平成30年3月28日に「所得税法等の一部を改正する法律」が国会で可決・成立しました。今年の改正ではサラリーマン、自営業者ともに影響のある内容が盛り込まれておりますので概要を紹介します。

税制改正は毎年12月半ばに公表される税制改正大綱をもとに国会に改正法案が提出され、審議のうえ改正法案は成立する流れとなります。税制改正の内容は企業活動、生活に直結する内容のものが多いため毎年税制改正大綱公表の段階から大きな話題となります。

 

<改正点のポイント>

※以下の改正点は平成32年分の確定申告からが適用されます

 

1.サラリーマンへの影響

 

給与所得控除の見直し<増税>

①控除額を一律10万円引き下げ

②控除の上限が適用される給与等の収入金額を850万円、上限額195万円に引き下げ

 

個人に対してかかる所得税の計算は所得(利益)から基礎控除や生命保険料控除といった各種所得控除項目を差し引いた金額に税率を乗じて計算されます。

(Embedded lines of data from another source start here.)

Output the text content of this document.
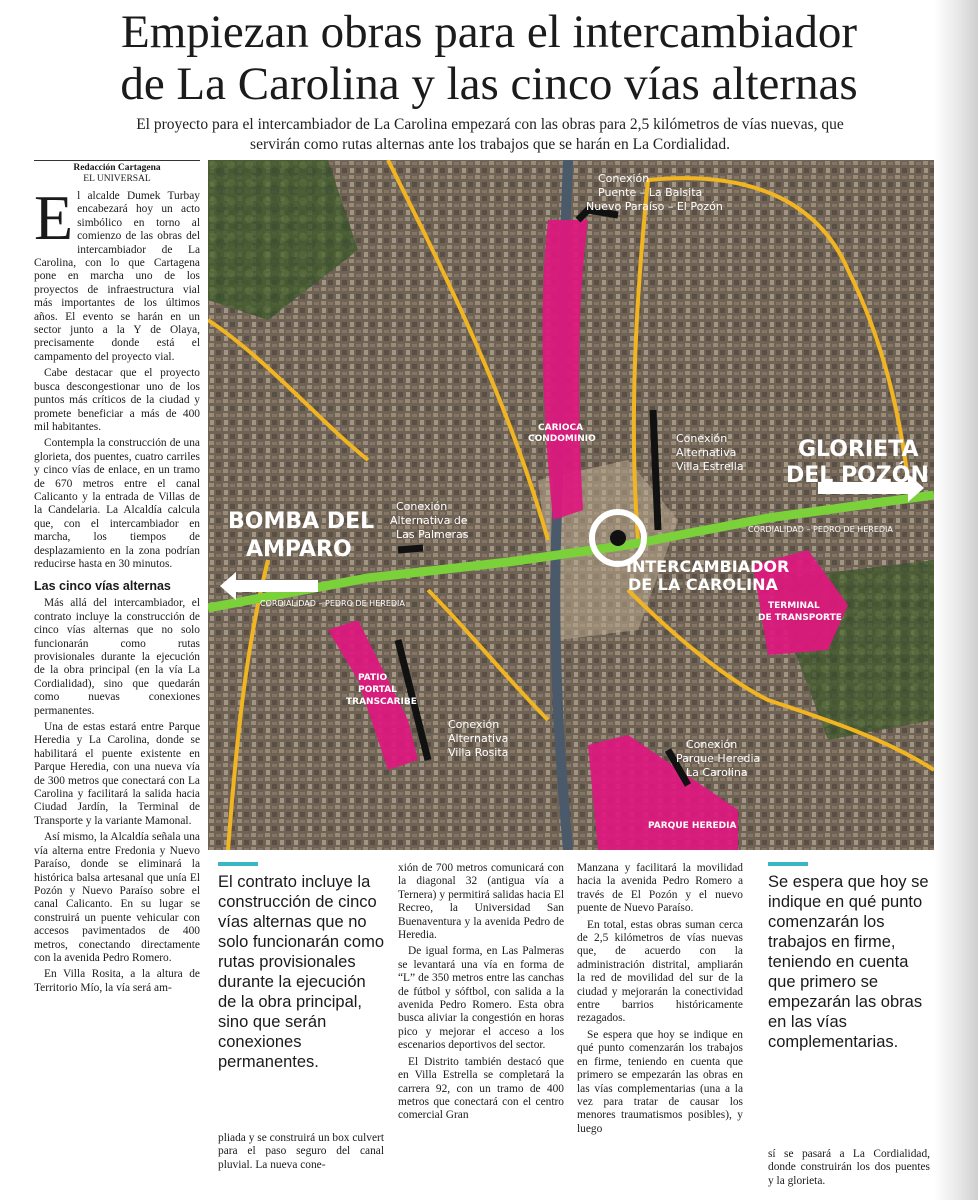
Empiezan obras para el intercambiador
de La Carolina y las cinco vías alternas
El proyecto para el intercambiador de La Carolina empezará con las obras para 2,5 kilómetros de vías nuevas, que
servirán como rutas alternas ante los trabajos que se harán en La Cordialidad.
Redacción Cartagena
EL UNIVERSAL

El alcalde Dumek Turbay encabezará hoy un acto simbólico en torno al comienzo de las obras del intercambiador de La Carolina, con lo que Cartagena pone en marcha uno de los proyectos de infraestructura vial más importantes de los últimos años. El evento se harán en un sector junto a la Y de Olaya, precisamente donde está el campamento del proyecto vial.

Cabe destacar que el proyecto busca descongestionar uno de los puntos más críticos de la ciudad y promete beneficiar a más de 400 mil habitantes.

Contempla la construcción de una glorieta, dos puentes, cuatro carriles y cinco vías de enlace, en un tramo de 670 metros entre el canal Calicanto y la entrada de Villas de la Candelaria. La Alcaldía calcula que, con el intercambiador en marcha, los tiempos de desplazamiento en la zona podrían reducirse hasta en 30 minutos.

Las cinco vías alternas

Más allá del intercambiador, el contrato incluye la construcción de cinco vías alternas que no solo funcionarán como rutas provisionales durante la ejecución de la obra principal (en la vía La Cordialidad), sino que quedarán como nuevas conexiones permanentes.

Una de estas estará entre Parque Heredia y La Carolina, donde se habilitará el puente existente en Parque Heredia, con una nueva vía de 300 metros que conectará con La Carolina y facilitará la salida hacia Ciudad Jardín, la Terminal de Transporte y la variante Mamonal.

Así mismo, la Alcaldía señala una vía alterna entre Fredonia y Nuevo Paraíso, donde se eliminará la histórica balsa artesanal que unía El Pozón y Nuevo Paraíso sobre el canal Calicanto. En su lugar se construirá un puente vehicular con accesos pavimentados de 400 metros, conectando directamente con la avenida Pedro Romero.

En Villa Rosita, a la altura de Territorio Mío, la vía será am-

BOMBA DEL
AMPARO
GLORIETA
DEL POZÓN
CORDIALIDAD – PEDRO DE HEREDIA
CORDIALIDAD – PEDRO DE HEREDIA
INTERCAMBIADOR
DE LA CAROLINA
Conexión
Puente – La Balsita
Nuevo Paraíso – El Pozón
Conexión
Alternativa
Villa Estrella
Conexión
Alternativa de
Las Palmeras
Conexión
Alternativa
Villa Rosita
Conexión
Parque Heredia
La Carolina
CARIOCA
CONDOMINIO
TERMINAL
DE TRANSPORTE
PATIO
PORTAL
TRANSCARIBE
PARQUE HEREDIA
El contrato incluye la construcción de cinco vías alternas que no solo funcionarán como rutas provisionales durante la ejecución de la obra principal, sino que serán conexiones permanentes.

pliada y se construirá un box culvert para el paso seguro del canal pluvial. La nueva cone-

xión de 700 metros comunicará con la diagonal 32 (antigua vía a Ternera) y permitirá salidas hacia El Recreo, la Universidad San Buenaventura y la avenida Pedro de Heredia.

De igual forma, en Las Palmeras se levantará una vía en forma de “L” de 350 metros entre las canchas de fútbol y sóftbol, con salida a la avenida Pedro Romero. Esta obra busca aliviar la congestión en horas pico y mejorar el acceso a los escenarios deportivos del sector.

El Distrito también destacó que en Villa Estrella se completará la carrera 92, con un tramo de 400 metros que conectará con el centro comercial Gran

Manzana y facilitará la movilidad hacia la avenida Pedro Romero a través de El Pozón y el nuevo puente de Nuevo Paraíso.

En total, estas obras suman cerca de 2,5 kilómetros de vías nuevas que, de acuerdo con la administración distrital, ampliarán la red de movilidad del sur de la ciudad y mejorarán la conectividad entre barrios históricamente rezagados.

Se espera que hoy se indique en qué punto comenzarán los trabajos en firme, teniendo en cuenta que primero se empezarán las obras en las vías complementarias (una a la vez para tratar de causar los menores traumatismos posibles), y luego

Se espera que hoy se indique en qué punto comenzarán los trabajos en firme, teniendo en cuenta que primero se empezarán las obras en las vías complementarias.

sí se pasará a La Cordialidad, donde construirán los dos puentes y la glorieta.
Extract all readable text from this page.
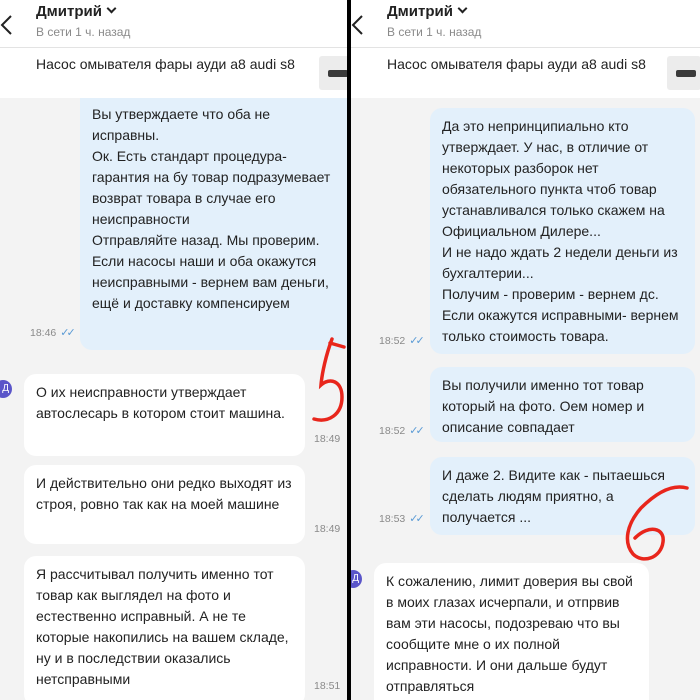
Дмитрий
В сети 1 ч. назад
Насос омывателя фары ауди а8 audi s8
Вы утверждаете что оба не исправны.
Ок. Есть стандарт процедура- гарантия на бу товар подразумевает возврат товара в случае его неисправности
Отправляйте назад. Мы проверим. Если насосы наши и оба окажутся неисправными - вернем вам деньги, ещё и доставку компенсируем
18:46 ✓✓
Д О их неисправности утверждает автослесарь в котором стоит машина.
18:49
И действительно они редко выходят из строя, ровно так как на моей машине
18:49
Я рассчитывал получить именно тот товар как выглядел на фото и естественно исправный. А не те которые накопились на вашем складе, ну и в последствии оказались нетсправными	18:51
Дмитрий
В сети 1 ч. назад
Насос омывателя фары ауди а8 audi s8
Да это непринципиально кто утверждает. У нас, в отличие от некоторых разборок нет обязательного пункта чтоб товар устанавливался только скажем на Официальном Дилере...
И не надо ждать 2 недели деньги из бухгалтерии...
Получим - проверим - вернем дс. Если окажутся исправными- вернем только стоимость товара.
18:52 ✓✓
Вы получили именно тот товар который на фото. Оем номер и описание совпадает
18:52 ✓✓
И даже 2. Видите как - пытаешься сделать людям приятно, а получается ...
18:53 ✓✓
Д К сожалению, лимит доверия вы свой в моих глазах исчерпали, и отпрвив вам эти насосы, подозреваю что вы сообщите мне о их полной исправности. И они дальше будут отправляться
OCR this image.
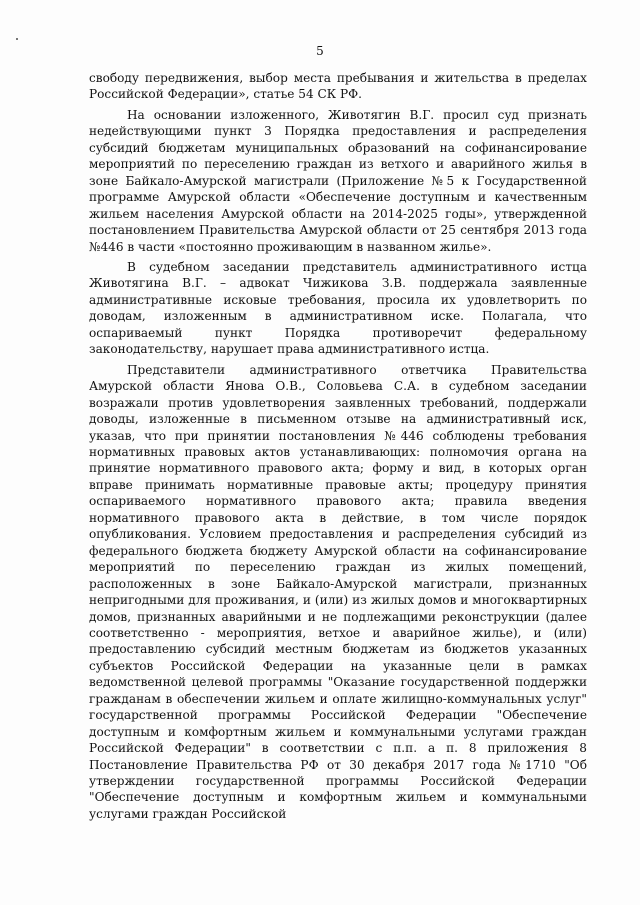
5

свободу передвижения, выбор места пребывания и жительства в пределах Российской Федерации», статье 54 СК РФ.

На основании изложенного, Животягин В.Г. просил суд признать недействующими пункт 3 Порядка предоставления и распределения субсидий бюджетам муниципальных образований на софинансирование мероприятий по переселению граждан из ветхого и аварийного жилья в зоне Байкало-Амурской магистрали (Приложение №5 к Государственной программе Амурской области «Обеспечение доступным и качественным жильем населения Амурской области на 2014-2025 годы», утвержденной постановлением Правительства Амурской области от 25 сентября 2013 года №446 в части «постоянно проживающим в названном жилье».

В судебном заседании представитель административного истца Животягина В.Г. – адвокат Чижикова З.В. поддержала заявленные административные исковые требования, просила их удовлетворить по доводам, изложенным в административном иске. Полагала, что оспариваемый пункт Порядка противоречит федеральному законодательству, нарушает права административного истца.

Представители административного ответчика Правительства Амурской области Янова О.В., Соловьева С.А. в судебном заседании возражали против удовлетворения заявленных требований, поддержали доводы, изложенные в письменном отзыве на административный иск, указав, что при принятии постановления №446 соблюдены требования нормативных правовых актов устанавливающих: полномочия органа на принятие нормативного правового акта; форму и вид, в которых орган вправе принимать нормативные правовые акты; процедуру принятия оспариваемого нормативного правового акта; правила введения нормативного правового акта в действие, в том числе порядок опубликования. Условием предоставления и распределения субсидий из федерального бюджета бюджету Амурской области на софинансирование мероприятий по переселению граждан из жилых помещений, расположенных в зоне Байкало-Амурской магистрали, признанных непригодными для проживания, и (или) из жилых домов и многоквартирных домов, признанных аварийными и не подлежащими реконструкции (далее соответственно - мероприятия, ветхое и аварийное жилье), и (или) предоставлению субсидий местным бюджетам из бюджетов указанных субъектов Российской Федерации на указанные цели в рамках ведомственной целевой программы "Оказание государственной поддержки гражданам в обеспечении жильем и оплате жилищно-коммунальных услуг" государственной программы Российской Федерации "Обеспечение доступным и комфортным жильем и коммунальными услугами граждан Российской Федерации" в соответствии с п.п. а п. 8 приложения 8 Постановление Правительства РФ от 30 декабря 2017 года №1710 "Об утверждении государственной программы Российской Федерации "Обеспечение доступным и комфортным жильем и коммунальными услугами граждан Российской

会社から給与をもらっているサラリーマンの所得は「給与の収入金額―給与所得控除額」という算式で計算されます。この収入金額から差し引くことができる給与所得控除の額が10万円削減されます。

また、平成25年から段階的に高所得者に対する給与所得控除の見直しがされており当初は1,500万円超の給与収入がある人に対し245万円の給与所得控除の上限が設定されました。

この給与所得控除の上限の対象となる人が給与収入850万円まで引き下げられ、その上限額も195万円となります。この改正により現行の制度から年間の所得税負担が年収850万円から1,000万円の人は徐々に負担額が上がっています。

ただし年収850万円超の人でも、子育て・介護に配慮する観点から23歳未満の扶養親族や特別障害者である扶養親族等がいる場合には負担が増えないような調整が設けられます。

 

基礎控除の見直し<減税>

控除額を一律10万円引き上げ

※合計所得金額2,400万円超から控除額が減っていき、2,500万円超で0となる

基礎控除とは納税者全員に適用のある制度で所得の金額から無条件で38万円差し引くことのできるものです。この基礎控除の額が現行の38万円から48万円に引き上げられます。

サラリーマンのみしか恩恵を受けられなかった給与所得控除から納税者全員が恩恵を受けられる基礎控除に10万円の控除額が移ったかたちになりました。

 

2.自営業者への影響

青色申告特別控除額の減額<増税>

 

簿記のルールに従って取引を記録している事業者が受けられる青色申告特別控除額が現行の65万円から55万円に減額されます。

ただし、申告期限内に電子申告(e-Tax)により確定申告書、損益計算書、貸借対照表の書類を提出している事業者については現行の65万円の控除額のままとなります。

 

青色申告特別控除額の減額だけ見ると増税となりますが、電子申告を行っている場合は全ての納税者に適用がある基礎控除の10万円増額により、青色申告特別控除と基礎控除により受けられる控除額が現行の103万円(65万円+38万円)から113万円(65万円+48万円)に変更となるため、トータルで見ると減税となります。

 

 

3.まとめ

今年度の改正はサラリーマン、自営業者ともに影響がある改正となりました。

特に自営業者にとっては電子申告をするかどうかにより税額が変わるという大きな改正です(副業部分を自分で申告しているサラリーマンも一部対象となります)。

電子申告はすぐにできるというわけでなく、電子証明書・ICカードリーダーの準備や事前の税務署への届出など個人でやるには手間がかかるため、なかなか利用率が上がらないというのが現状です。

税理士業界を見ても、電子申告に対応していない税理士も多いです。その理由は税理士の平均年齢は65歳以上、60歳以上の税理士が60%以上と高齢であるためITや新しい技術の吸収が難しいのです。

あなたの顧問税理士は電子申告に対応してくれますか?

今後、電子化やITを利用した業務の効率化に対する優遇措置が拡大していくことが予想されます。まだ紙で確定申告書を提出している場合には一度ITや業務のクラウド化に詳しい税理士の話を聞いてみることを強くおすすめします。